What has changed in 5.14?
As you can see, aspects are living in their own thread. The main reason for this is to allow Aspect to launch jobs and communicate while the main thread is blocked. This unfortunately forces to use string based messages to synchronize the trees. It also makes synching between threads to handle all cases quite difficult.
What have we done for Qt 5.14? Simply put, we’ve removed the Aspect Thread.
Why?
Well, what’s the gain of having it? Even if the Aspect thread can spin freely while the main thread is blocked do we really benefit from this behavior?
From experience, in 90% of cases, we use Qt 3D with Scene3D. Which means that if the main thread were to be locked, Qt Quick wouldn’t sync and Qt 3D wouldn’t render anything.
So arguably, we have a thread that’s making things more complex to handle a case that very few of us might benefit from. This benefit couldn’t offset the difficulties that resulted from it:
- Slow synching mechanism
- Very hard to control Qt 3D from the outside
- Lots of optimizations left on the table because it adds complexity to lots of areas (backend trees, string based messages, blocking threads to sync, hard to know what has changed…)
What do we gain from that?
This now means Aspects and the simulation loop are performed in the main thread.
Gains from that are:
- We don’t need to use messages to sync, we can just compare against the frontend nodes directly:
- This removes lots of allocations, string comparisons
- QVariant comparison was a huge performance hit because of the way it handles multithreading
- Technically we could now go as far as not having a copy of the tree in the aspects
- This should make caching commands a lot easier.
- This allows to have a greater control over the simulation loop:
- We can now decide whether Qt 3D should be in the driver seat or not
- Control can now be manual, done by the user
- Makes integrating Qt 3D with 3rd party engines a lot easier
- Scene3D integration uses that approach.
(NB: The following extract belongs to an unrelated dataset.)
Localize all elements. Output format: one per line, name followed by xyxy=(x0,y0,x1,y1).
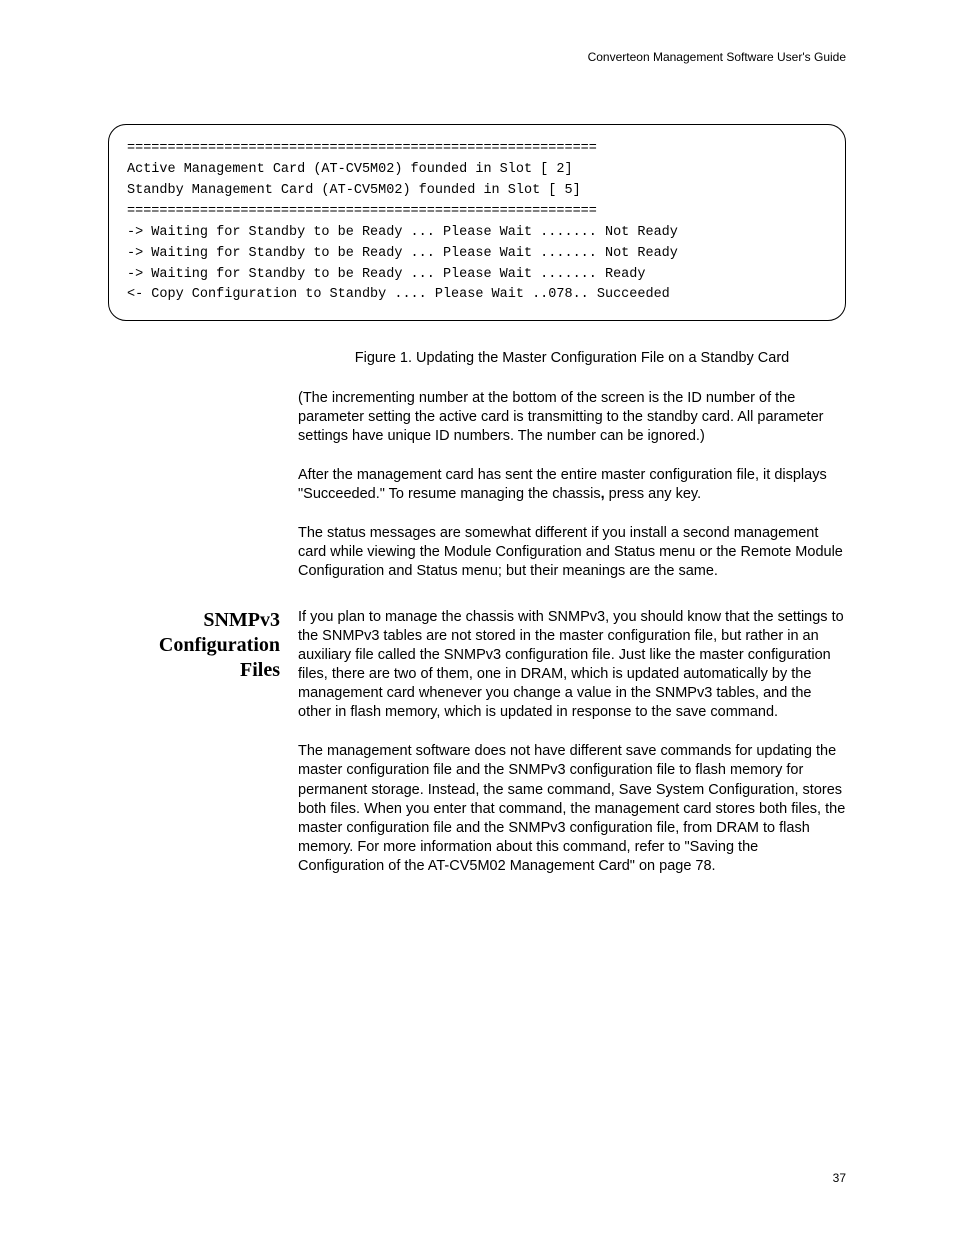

- Qt Quick and Qt 3D now run in sync at the same refresh rate
- The downside is that if Qt 3D content is slow to render, Qt Quick will be impacted.
- Should allow us to introduce more sync stages to avoid having to wait more than 1 frames to react to things like inputs, capture request…
- Greatly simplifies startup and shutdown sequences.
What’s next?
In a follow up article, we will see how Qt 5.14 was also modified to change the way the scene state get sync’ed between frontend and backend nodes, providing significant performance gains on very dynamic scenes.